All’operazione di questa mattina infatti hanno partecipato anche agenti della polizia di Pavia. E’ da notare che il maresciallo Bazzecca aveva già partecipato ad un altro arresto di sospetti appartenenti alle BR: anche allora ci fu una sparatoria e fu proprio in quella occasione che Bazzecca ottenne la promozione a maresciallo. Dalle notizie diffuse si tratta dunque di un’operazione preparata da tempo ma effettuata solo ieri, dopo gli avvenimenti di Roma. Ad essa hanno partecipato in prima persona i più alti esponenti del SDS lombardo.
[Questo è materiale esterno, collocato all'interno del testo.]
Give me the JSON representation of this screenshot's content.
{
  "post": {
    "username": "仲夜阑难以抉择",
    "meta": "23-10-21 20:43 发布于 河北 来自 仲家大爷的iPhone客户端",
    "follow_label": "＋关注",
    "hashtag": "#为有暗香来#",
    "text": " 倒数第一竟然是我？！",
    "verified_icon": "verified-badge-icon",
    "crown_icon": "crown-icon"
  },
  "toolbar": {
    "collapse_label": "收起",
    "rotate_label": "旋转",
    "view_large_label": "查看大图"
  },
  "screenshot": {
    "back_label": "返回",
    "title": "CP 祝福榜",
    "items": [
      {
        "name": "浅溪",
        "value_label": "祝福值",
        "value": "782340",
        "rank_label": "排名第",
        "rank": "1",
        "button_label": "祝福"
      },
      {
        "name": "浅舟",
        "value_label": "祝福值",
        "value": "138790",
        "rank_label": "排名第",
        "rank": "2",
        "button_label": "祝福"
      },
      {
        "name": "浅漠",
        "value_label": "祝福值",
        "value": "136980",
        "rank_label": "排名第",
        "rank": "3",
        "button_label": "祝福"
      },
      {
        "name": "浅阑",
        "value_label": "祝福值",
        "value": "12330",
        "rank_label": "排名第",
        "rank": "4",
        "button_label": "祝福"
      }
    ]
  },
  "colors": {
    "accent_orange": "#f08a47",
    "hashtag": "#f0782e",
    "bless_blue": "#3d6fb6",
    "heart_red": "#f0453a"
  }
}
La versione fornita dalla polizia afferma che, quando alle 5,45 i due poliziotti hanno bussato alla porta (mentre gli altri circondavano l’edificio),ad aprire è venuta la madre di Walter Alasia, che nel frattempo si era rifugiato nella sua stanza : alla vista degli agenti il giovane avrebbe sparato con una «Beretta» con calibro modificato da 7,65 a 9. Secondo le prime versioni i due poliziotti erano muniti di giubotti anti-proiettile, in seguito però questa circostanza è stata smentita. II vice-questore Padovani è morto sul colpo mentre il brigadiere Bazzecca è deceduto in seguito al Niguarda.
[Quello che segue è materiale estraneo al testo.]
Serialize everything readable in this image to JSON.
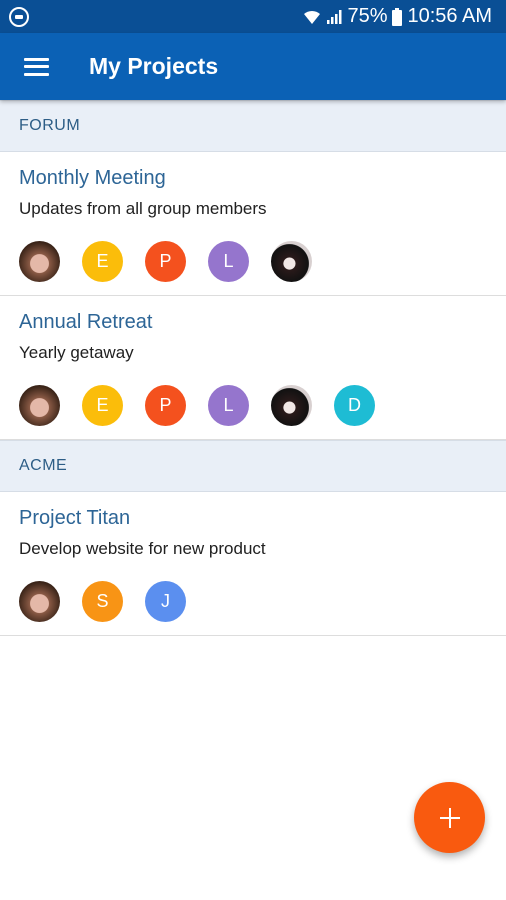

Le versioni contraddittorie della polizia

A questo punto le versioni ufficiali si fanno particolarmente contraddittorie: sinora le agenzie ne hanno trasmesse tre diverse tra loro. Secondo la prima Walter Alasia , dopo aver fatto fuoco. sarebbe uscito dalla finestra (la sua abitazione è al piano terreno), nel cortile gli altri poliziotti avrebbero aperto il fuoco colpendolo: mentre il presunto brigatista giaceva al suolo gli agenti si sono avvicinati credendolo morto. ma Alasia avrebbe improvvisamente sparato ancora. A questo punto è stato colpito con raffiche di mitra mentre era ancora a terra.
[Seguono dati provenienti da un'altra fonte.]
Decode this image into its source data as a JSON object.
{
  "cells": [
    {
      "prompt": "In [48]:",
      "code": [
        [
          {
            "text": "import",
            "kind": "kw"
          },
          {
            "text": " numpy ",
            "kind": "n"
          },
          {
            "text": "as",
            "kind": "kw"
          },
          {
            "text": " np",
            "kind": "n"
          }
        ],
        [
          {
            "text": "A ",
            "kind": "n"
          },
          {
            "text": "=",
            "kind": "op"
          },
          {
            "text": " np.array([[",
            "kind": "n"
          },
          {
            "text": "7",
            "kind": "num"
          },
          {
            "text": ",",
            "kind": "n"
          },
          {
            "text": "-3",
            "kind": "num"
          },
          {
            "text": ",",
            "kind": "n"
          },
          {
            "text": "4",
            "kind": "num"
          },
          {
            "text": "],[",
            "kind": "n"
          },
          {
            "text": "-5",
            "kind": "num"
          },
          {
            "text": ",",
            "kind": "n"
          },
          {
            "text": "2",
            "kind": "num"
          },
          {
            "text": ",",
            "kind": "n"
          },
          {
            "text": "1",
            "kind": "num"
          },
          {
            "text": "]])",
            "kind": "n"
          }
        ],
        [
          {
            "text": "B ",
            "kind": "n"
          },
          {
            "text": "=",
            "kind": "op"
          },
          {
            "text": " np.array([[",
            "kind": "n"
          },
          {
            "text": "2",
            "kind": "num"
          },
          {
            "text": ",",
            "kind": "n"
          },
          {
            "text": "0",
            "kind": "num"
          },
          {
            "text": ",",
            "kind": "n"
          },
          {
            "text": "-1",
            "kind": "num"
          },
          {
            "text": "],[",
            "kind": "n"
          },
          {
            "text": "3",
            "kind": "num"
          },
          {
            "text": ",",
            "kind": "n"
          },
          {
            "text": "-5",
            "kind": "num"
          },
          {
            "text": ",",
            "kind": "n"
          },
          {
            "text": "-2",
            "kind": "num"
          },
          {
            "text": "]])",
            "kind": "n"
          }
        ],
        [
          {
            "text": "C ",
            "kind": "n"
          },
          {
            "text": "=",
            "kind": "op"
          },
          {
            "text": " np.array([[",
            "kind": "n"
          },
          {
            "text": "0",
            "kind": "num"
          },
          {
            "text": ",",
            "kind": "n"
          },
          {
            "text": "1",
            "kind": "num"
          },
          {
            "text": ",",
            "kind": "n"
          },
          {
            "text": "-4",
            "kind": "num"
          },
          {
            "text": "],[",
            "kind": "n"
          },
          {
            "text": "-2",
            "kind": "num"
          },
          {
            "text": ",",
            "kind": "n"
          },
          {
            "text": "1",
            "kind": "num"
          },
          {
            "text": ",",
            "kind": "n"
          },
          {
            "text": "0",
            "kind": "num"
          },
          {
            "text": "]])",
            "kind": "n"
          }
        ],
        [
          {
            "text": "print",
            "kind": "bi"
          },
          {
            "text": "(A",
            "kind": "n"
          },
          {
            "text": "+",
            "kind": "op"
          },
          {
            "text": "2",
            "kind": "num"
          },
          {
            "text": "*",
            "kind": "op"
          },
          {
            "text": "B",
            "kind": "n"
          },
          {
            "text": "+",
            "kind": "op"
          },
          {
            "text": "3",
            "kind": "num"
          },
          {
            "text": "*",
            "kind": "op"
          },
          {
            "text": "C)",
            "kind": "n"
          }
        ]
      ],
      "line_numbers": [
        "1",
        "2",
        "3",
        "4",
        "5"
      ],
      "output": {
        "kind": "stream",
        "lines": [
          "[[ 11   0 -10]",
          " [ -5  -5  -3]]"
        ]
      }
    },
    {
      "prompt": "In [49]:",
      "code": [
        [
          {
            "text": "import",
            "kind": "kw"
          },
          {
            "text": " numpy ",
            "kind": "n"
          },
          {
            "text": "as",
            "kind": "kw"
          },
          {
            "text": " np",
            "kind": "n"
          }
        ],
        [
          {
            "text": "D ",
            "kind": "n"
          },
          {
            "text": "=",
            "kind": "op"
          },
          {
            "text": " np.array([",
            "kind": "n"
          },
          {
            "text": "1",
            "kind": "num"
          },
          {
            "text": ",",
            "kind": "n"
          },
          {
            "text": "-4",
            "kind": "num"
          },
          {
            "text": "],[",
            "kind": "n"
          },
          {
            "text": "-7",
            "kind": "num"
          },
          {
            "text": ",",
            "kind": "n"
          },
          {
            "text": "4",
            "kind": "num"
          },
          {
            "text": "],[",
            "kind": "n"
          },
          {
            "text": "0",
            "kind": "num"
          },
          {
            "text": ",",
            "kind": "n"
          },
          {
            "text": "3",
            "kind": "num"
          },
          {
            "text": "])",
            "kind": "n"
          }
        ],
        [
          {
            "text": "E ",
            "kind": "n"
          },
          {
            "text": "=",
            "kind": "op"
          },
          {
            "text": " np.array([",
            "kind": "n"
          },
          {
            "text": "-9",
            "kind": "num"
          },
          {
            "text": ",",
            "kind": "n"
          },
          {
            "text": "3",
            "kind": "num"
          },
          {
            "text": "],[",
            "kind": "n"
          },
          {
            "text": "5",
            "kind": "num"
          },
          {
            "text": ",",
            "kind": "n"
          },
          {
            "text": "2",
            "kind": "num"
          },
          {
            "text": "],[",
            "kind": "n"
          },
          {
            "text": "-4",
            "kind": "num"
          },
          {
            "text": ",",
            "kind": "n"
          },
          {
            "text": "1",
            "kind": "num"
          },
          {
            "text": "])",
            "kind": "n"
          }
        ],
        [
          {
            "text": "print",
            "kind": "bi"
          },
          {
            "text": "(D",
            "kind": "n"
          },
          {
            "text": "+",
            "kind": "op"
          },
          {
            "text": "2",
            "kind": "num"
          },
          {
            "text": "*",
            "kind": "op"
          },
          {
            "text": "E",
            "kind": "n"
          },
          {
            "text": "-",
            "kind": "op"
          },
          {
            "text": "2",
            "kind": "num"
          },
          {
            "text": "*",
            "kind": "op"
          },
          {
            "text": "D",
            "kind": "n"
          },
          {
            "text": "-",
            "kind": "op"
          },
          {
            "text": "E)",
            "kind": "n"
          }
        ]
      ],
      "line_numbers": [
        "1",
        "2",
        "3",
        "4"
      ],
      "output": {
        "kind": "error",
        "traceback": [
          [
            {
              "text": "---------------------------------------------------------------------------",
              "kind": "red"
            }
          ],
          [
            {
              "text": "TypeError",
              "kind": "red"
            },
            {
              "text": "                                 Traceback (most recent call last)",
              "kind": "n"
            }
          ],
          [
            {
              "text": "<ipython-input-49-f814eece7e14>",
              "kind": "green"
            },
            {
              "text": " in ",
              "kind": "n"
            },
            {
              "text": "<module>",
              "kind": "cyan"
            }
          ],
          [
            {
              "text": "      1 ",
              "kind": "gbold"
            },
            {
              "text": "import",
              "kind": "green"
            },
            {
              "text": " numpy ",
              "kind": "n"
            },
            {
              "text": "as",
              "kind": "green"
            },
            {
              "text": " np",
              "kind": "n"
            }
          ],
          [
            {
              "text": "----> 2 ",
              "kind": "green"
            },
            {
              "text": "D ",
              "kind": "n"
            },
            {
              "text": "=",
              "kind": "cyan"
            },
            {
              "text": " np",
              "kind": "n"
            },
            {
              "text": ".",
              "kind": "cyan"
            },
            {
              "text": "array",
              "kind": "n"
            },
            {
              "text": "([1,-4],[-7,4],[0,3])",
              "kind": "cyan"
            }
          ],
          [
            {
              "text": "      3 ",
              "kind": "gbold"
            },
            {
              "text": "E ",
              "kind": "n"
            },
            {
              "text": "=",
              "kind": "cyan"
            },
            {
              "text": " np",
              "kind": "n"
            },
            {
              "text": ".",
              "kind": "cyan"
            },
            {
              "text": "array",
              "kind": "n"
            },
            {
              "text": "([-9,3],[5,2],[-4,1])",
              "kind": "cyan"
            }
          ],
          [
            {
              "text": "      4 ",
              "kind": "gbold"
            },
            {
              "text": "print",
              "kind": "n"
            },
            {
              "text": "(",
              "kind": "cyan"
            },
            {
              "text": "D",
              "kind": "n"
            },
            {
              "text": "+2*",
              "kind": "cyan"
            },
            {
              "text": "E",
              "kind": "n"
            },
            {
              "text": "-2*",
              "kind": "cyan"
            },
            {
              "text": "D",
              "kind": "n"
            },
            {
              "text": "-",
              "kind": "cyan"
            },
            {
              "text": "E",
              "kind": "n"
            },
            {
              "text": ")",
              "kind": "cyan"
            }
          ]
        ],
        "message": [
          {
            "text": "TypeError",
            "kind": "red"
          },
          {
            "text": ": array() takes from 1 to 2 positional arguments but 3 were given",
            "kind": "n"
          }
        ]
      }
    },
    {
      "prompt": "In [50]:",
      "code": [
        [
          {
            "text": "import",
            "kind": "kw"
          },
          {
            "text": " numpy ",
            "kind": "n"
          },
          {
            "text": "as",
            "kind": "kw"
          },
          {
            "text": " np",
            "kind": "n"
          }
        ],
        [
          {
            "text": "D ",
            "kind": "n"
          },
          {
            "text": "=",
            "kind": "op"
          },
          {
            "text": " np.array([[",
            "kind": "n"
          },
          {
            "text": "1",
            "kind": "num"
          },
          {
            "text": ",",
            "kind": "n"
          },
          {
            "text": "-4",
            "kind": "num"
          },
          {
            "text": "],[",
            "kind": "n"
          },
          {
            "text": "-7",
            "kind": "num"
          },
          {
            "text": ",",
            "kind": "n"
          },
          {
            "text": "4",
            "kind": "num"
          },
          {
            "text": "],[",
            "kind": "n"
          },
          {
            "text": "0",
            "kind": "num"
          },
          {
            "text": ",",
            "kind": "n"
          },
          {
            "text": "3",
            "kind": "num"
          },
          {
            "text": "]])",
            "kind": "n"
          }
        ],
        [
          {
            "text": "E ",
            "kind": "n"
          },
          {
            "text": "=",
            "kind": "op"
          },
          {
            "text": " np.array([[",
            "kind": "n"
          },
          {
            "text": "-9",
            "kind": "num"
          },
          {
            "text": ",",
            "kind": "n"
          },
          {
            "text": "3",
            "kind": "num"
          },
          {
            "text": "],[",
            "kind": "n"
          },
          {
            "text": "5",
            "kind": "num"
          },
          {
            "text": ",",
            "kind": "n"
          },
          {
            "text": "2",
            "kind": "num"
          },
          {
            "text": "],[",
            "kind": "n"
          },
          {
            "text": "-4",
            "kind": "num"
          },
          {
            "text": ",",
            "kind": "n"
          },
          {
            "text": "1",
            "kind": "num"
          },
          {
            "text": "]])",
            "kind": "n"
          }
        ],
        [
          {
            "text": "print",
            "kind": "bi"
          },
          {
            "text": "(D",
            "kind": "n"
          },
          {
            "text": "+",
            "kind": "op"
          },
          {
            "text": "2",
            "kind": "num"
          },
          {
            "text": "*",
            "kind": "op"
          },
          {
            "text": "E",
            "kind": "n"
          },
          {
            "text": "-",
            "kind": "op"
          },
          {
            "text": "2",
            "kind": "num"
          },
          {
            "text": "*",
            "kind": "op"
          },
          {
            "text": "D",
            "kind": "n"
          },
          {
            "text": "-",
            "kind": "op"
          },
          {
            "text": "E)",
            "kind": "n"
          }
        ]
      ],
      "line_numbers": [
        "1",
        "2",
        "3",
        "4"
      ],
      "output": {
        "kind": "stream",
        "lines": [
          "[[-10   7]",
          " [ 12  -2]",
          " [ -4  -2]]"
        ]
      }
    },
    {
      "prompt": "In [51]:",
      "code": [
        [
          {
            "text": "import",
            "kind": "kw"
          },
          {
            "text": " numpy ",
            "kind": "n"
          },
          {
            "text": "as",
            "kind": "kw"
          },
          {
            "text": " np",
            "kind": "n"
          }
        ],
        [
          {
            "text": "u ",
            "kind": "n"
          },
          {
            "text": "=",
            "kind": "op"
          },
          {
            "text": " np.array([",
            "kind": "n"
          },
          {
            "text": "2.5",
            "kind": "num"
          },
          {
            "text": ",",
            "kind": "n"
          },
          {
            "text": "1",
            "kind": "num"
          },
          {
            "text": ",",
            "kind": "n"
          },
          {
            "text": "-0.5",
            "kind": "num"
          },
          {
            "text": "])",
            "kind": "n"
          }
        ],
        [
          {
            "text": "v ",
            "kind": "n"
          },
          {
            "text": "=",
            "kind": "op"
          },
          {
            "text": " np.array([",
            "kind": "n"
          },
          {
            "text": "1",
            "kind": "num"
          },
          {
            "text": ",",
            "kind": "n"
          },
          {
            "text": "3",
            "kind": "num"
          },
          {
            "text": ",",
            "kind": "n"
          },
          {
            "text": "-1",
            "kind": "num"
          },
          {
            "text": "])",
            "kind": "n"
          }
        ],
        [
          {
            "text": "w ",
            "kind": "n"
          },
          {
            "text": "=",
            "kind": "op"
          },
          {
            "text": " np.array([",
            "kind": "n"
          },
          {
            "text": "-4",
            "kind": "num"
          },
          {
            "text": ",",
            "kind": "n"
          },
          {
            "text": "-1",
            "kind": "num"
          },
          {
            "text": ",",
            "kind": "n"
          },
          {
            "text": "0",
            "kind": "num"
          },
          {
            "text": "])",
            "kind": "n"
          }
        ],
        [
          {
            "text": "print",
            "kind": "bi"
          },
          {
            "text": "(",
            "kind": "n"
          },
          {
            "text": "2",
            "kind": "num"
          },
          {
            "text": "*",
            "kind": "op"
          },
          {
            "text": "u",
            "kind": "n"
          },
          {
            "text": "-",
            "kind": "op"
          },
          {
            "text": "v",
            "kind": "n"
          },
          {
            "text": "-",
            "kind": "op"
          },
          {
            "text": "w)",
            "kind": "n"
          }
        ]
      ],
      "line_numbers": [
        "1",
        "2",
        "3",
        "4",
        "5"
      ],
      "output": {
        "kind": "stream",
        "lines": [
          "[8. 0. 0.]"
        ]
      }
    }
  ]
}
Una versione successiva afferma che Alasia è morto subito sotto i colpi che gli agenti hanno sparato mentre usciva dalla finestra.
La terza versione, fornita per ultima, sostiene invece che Walter Alasia si sarebbe solo finto morto ma che all’ arrivo dell’ambulanza avrebbe cercato di fuggire aprendosi la strada sparando. La polizia non ha reso noto quanti. colpi il giovane avrebbe esploso con la sua pistola per uccidere i due agenti del SDS e per cercare poi la fuga. Le prime testimonianze dei vicini parlano della polizia che sparava con i mitra sul giovane uscito dalla finestra. (…)

Il ricordo di Infoaut

Frequentò l’Itis di Sesto per due anni, per poi continuare gli studi in una scuola serale. Diventò poi operaio meccanico alla Farem, dalla quale si licenziò. Lavorò poi in un officina come installatore di apparecchiature telefoniche e infine alla stazione centrale di Milano, come scaricatore di pacchi postali. Iniziò a militare in Lotta Continua, per poi passare alla lotta clandestina nelle Brigate Rosse. Fu probabilmente uno tra gli appartenenti alle BR di cui più si parlò, sia per la sua tragica fine e la sua giovane età, sia per lo straordinario carattere e impegno che genitori, amici e compagni descrissero.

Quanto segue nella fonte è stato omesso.